Miss Joanie with Little Doctor Vincent on her lap during a visit to my house years ago. Both of them are gone now.
January was a hard month for me. A lot of things overlapped, most of them quite challenging. The most challenging was helping Joanie die. Miss Joanie to me, and to most who know her now. Once, she was Joanie D, married, living in Florida with a sailboat, traveling the world with her second husband. Before that she was Joanie G, young and in love, marrying, giving birth to three sons, raising them. Before that she was Joanie someone else, her maiden name.
Joanie in high school was a cheerleader, and she had incredible legs until she died. I saw them the night before she died, stretched out straight on the bed, her still shapely calves in their loose skin pressing a line of shadow against each shinbone. Miss Joanie used to sit outside in her wheelchair on summer days in shorts, tanning those beautiful legs. All us girls admired them. That, and they, her legs, pleased her, but she was never vain. We laughed with her about our envy of her great legs and she laughed with us, with never a smirk or hint of vanity. And before she was a cheerleader, she was a little girl growing up in the 1930s.
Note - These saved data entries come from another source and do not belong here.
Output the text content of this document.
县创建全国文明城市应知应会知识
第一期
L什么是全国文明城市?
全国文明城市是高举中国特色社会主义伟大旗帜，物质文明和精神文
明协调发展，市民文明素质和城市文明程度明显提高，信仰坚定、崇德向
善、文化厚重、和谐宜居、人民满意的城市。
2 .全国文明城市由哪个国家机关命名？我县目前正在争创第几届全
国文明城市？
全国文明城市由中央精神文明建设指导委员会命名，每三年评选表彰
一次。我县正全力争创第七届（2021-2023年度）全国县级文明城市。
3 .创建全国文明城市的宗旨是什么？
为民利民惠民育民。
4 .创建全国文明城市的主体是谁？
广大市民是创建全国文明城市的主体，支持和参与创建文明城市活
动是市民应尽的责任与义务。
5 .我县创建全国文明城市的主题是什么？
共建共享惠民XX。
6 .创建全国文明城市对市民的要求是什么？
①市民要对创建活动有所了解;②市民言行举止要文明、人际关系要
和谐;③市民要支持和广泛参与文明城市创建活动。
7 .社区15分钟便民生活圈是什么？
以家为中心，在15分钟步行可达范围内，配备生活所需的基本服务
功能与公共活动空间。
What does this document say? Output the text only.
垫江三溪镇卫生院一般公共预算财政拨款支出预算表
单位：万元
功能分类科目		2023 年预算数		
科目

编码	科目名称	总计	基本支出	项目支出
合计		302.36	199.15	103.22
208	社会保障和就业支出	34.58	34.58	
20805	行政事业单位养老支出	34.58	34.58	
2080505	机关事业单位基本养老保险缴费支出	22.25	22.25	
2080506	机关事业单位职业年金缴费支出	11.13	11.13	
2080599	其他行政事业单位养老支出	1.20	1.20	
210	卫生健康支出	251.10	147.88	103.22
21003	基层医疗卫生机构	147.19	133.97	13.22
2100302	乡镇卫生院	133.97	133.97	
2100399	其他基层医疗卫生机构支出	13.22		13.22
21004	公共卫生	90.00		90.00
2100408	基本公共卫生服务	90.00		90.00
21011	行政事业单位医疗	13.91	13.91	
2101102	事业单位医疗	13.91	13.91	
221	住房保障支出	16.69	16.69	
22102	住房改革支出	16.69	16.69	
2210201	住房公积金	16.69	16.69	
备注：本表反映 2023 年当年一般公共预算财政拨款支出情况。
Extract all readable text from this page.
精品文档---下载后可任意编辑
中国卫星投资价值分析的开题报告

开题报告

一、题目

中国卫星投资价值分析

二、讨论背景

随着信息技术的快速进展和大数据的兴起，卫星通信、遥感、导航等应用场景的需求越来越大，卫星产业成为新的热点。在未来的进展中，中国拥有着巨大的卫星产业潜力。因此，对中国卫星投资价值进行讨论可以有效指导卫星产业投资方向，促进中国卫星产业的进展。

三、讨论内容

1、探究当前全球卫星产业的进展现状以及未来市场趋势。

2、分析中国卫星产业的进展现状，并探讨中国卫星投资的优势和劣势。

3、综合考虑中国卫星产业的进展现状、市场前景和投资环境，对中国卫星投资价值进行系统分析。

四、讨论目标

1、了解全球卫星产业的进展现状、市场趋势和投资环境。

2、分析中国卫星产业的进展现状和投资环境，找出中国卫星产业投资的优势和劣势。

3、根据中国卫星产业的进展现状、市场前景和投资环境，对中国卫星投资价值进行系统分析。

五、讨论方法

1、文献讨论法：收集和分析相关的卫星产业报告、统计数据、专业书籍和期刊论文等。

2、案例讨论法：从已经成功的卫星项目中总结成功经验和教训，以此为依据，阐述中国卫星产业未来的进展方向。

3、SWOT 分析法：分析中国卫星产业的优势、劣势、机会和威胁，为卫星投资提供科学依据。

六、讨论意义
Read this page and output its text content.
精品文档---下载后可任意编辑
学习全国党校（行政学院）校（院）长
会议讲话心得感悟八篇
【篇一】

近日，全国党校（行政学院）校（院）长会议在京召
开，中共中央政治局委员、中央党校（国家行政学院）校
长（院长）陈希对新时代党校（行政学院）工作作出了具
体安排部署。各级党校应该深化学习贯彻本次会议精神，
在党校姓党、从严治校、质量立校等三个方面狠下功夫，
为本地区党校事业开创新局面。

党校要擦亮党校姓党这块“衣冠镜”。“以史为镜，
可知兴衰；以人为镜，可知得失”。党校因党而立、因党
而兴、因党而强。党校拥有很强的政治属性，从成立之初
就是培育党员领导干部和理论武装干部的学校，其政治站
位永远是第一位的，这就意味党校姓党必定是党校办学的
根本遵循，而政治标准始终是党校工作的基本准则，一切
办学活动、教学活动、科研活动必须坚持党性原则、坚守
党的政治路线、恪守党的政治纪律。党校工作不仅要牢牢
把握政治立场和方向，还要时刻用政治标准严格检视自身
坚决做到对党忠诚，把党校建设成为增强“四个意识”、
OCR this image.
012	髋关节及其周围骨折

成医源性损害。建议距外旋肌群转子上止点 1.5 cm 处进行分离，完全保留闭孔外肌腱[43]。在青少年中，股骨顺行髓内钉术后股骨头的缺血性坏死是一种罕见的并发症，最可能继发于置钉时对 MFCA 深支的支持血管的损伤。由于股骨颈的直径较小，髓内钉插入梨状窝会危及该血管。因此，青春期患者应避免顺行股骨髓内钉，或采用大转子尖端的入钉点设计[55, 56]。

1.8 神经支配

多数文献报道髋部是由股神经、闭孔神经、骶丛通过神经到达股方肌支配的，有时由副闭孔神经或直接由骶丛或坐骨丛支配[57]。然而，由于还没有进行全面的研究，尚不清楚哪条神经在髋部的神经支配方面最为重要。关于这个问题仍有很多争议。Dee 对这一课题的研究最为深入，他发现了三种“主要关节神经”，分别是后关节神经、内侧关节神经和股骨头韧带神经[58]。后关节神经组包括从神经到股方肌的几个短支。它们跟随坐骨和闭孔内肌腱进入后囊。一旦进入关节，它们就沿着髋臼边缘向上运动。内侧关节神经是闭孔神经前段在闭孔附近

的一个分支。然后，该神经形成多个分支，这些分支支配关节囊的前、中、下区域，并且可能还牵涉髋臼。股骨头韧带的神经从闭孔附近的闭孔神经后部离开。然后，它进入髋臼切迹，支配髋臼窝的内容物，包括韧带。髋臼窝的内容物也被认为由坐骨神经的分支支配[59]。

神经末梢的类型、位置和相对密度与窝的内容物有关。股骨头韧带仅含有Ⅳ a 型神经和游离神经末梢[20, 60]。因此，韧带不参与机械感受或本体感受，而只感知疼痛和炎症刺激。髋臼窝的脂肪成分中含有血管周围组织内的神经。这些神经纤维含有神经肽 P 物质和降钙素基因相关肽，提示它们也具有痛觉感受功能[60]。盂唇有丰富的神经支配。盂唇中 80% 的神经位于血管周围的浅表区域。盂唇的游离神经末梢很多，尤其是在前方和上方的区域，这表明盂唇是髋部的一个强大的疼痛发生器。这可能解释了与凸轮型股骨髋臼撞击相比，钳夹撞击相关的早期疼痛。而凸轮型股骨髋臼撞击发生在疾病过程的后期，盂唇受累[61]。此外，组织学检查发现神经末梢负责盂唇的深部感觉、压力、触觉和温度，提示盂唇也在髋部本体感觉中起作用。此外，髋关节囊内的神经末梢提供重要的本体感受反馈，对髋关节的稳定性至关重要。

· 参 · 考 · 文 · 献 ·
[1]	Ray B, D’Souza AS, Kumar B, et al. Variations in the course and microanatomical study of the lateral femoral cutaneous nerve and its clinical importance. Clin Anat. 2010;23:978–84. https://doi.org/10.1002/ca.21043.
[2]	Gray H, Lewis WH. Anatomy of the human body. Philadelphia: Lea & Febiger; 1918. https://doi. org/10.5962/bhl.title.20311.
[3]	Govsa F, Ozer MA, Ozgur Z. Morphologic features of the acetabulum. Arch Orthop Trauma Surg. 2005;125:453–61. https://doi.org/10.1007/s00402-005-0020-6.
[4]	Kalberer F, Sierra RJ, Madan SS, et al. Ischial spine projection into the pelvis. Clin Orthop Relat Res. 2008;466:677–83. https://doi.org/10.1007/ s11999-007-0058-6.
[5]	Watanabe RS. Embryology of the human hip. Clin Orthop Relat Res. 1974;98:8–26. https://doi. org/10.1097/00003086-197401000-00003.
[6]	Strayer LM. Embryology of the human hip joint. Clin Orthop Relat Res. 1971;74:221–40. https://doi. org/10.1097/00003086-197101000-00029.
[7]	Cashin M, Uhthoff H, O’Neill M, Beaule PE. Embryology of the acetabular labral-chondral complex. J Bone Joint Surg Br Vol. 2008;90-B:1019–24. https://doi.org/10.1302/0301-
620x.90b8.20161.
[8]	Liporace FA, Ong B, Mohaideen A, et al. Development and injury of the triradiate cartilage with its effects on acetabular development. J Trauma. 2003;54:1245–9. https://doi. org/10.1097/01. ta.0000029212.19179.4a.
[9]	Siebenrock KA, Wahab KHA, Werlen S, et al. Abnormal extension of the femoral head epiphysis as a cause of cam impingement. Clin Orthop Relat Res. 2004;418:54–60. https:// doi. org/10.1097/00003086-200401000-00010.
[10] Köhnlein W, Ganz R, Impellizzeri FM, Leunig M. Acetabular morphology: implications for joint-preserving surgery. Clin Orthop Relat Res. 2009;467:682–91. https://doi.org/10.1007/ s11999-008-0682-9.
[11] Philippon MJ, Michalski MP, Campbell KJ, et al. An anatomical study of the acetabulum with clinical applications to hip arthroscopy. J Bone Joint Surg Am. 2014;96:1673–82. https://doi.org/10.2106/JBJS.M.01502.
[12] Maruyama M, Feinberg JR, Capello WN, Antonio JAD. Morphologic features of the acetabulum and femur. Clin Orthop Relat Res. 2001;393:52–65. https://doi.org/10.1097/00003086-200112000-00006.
She was my neighbor and my friend for more than four years, and I was her Hospice volunteer for almost three. We played cards a lot until her vision deteriorated too far. For a couple of years I took Miss Joanie to church, until my back prevented me from transferring her in and out of the car. Her son picked up where I left off there; she made a couple of good friends at church, and by the end, one of them told me, people vied to hold her hands in the circle that closed each service.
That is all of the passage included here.